Sweet Smells — A sweet odor coming from your dog’s skin could be a sign of a staph infection, especially if you notice areas of redness, bumps or oozing. Certain types of ear infections can also emit a sweet odor. If your dog or cat’s breath smells sweet, it could be due to uncontrolled diabetes, especially if your pet has also lost weight or drinks and urinates excessively.5
Fishy Odor — A strong, fish-like odor coming from your pet’s backside could be due to the expression of their anal glands. This is normal on occasion. It’s thought that dogs may express anal gland fluid to mark territory as well as do so involuntarily if they’re stressed or afraid.6 However, if the odor is persistent or unusually strong, there could be a problem.
“Dogs and cats have two anal glands at the 3 and 7 o’clock position of their anus,” Wooten said (although it’s more 4 and 8 o’clock). “Usually there is no smell coming from these glands. However, dogs and cats may express their anal glands when they are scared, which can result in a strong, fishy, musty smell that hangs on even after you clean yourself and your pet.”7
In addition to an unusually strong or persistent odor, signs of anal gland problems may include scooting along the floor, licking the area or blood in the stool.8
Bad Breath — Bad breath, or halitosis, may be a sign of systemic issues like kidney, respiratory or liver diseases or diabetes — and it’s likely the result of periodontal disease in your dog or cat. If your pet’s mouth is healthy, it shouldn’t have a particularly offensive odor.
However, in addition to periodontal disease, the most common reason for bad breath in dogs and cats, there are many other reasons why your pet’s breath could be particularly stinky, including skin disease involving the lips, oral trauma, such as an injury due to an electric cord, cancer, mouth sores or a mouth ulcer.9
Even debris caught in your pet’s mouth could be responsible for a bad odor. The following types of bad breath may also be indicative of systemic diseases:10
- Sweet breath — diabetes
- Urine-like breath — kidney disease
- Foul-smelling breath — liver disease or an intestinal blockage
Excessive Gas — If your dog’s flatulence regularly clears out the room, it could be due to dietary issues, particularly foods not being properly digested. Flatulence and loud noises coming from the gut — known as borborygmi — may also occur if your dog has a stomach ache or is experiencing gastrointestinal distress.11
A nutritionally optimal, species-specific, fresh food diet, raw if possible, is best for your dog’s health and should naturally resolve excess gas.

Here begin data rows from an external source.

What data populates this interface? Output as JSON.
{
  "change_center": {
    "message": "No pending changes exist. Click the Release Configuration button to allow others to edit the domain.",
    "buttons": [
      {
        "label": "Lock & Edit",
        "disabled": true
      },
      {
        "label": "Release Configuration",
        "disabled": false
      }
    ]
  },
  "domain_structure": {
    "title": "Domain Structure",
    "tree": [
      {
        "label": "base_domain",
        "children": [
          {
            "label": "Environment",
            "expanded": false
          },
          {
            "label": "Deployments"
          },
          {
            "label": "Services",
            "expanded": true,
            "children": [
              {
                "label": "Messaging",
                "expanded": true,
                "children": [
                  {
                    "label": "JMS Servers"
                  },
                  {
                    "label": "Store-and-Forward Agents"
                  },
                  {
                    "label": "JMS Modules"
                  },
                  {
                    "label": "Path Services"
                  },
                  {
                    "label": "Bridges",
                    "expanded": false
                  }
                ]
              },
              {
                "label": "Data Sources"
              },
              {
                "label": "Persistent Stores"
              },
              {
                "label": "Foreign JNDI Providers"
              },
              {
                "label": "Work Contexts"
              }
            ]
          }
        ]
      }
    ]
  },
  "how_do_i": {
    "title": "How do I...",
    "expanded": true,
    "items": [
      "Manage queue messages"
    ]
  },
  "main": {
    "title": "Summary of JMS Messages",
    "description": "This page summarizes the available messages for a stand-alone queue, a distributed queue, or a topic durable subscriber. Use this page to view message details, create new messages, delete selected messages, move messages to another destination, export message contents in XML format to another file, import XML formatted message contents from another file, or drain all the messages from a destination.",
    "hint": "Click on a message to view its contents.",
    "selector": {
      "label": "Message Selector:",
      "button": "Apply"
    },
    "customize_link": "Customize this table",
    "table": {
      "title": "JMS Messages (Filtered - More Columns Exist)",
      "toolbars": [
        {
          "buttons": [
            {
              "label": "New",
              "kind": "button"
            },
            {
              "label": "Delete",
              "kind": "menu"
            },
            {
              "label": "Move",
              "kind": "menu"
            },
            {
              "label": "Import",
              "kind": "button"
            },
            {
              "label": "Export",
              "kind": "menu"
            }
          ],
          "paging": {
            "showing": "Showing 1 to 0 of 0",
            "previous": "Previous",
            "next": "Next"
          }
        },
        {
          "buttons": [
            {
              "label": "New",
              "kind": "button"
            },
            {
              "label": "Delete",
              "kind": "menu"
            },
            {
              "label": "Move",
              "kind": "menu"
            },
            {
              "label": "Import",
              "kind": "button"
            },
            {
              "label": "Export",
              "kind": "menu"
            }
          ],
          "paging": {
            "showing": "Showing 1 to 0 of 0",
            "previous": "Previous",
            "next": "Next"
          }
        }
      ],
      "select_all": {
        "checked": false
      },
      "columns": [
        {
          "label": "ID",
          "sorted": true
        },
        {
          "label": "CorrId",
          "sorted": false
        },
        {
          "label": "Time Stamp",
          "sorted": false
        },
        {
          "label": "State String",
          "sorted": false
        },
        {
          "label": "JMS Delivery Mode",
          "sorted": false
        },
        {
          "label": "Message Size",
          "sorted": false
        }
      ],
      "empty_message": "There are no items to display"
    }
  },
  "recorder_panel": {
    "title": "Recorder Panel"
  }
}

Unusual Odor? Get It Checked Out — There are many other conditions that can also cause your pet to have an unpleasant odor, including poor grooming due to an underlying health condition. Particularly in cats, if your kitty’s coat has become smelly, greasy or matted because they’re not keeping clean like they used to, obesity, arthritis or another condition could be making proper grooming difficult.
Your veterinarian can stay on top of unusual odors at your pet’s annual wellness visits — or semiannual visits if your pet is older. However, bad odors should be checked out as soon as you notice them. No matter the odor, if you’re unsure whether or not it’s normal, a trip to your integrative veterinarian can help clear up the issue — and clear the air.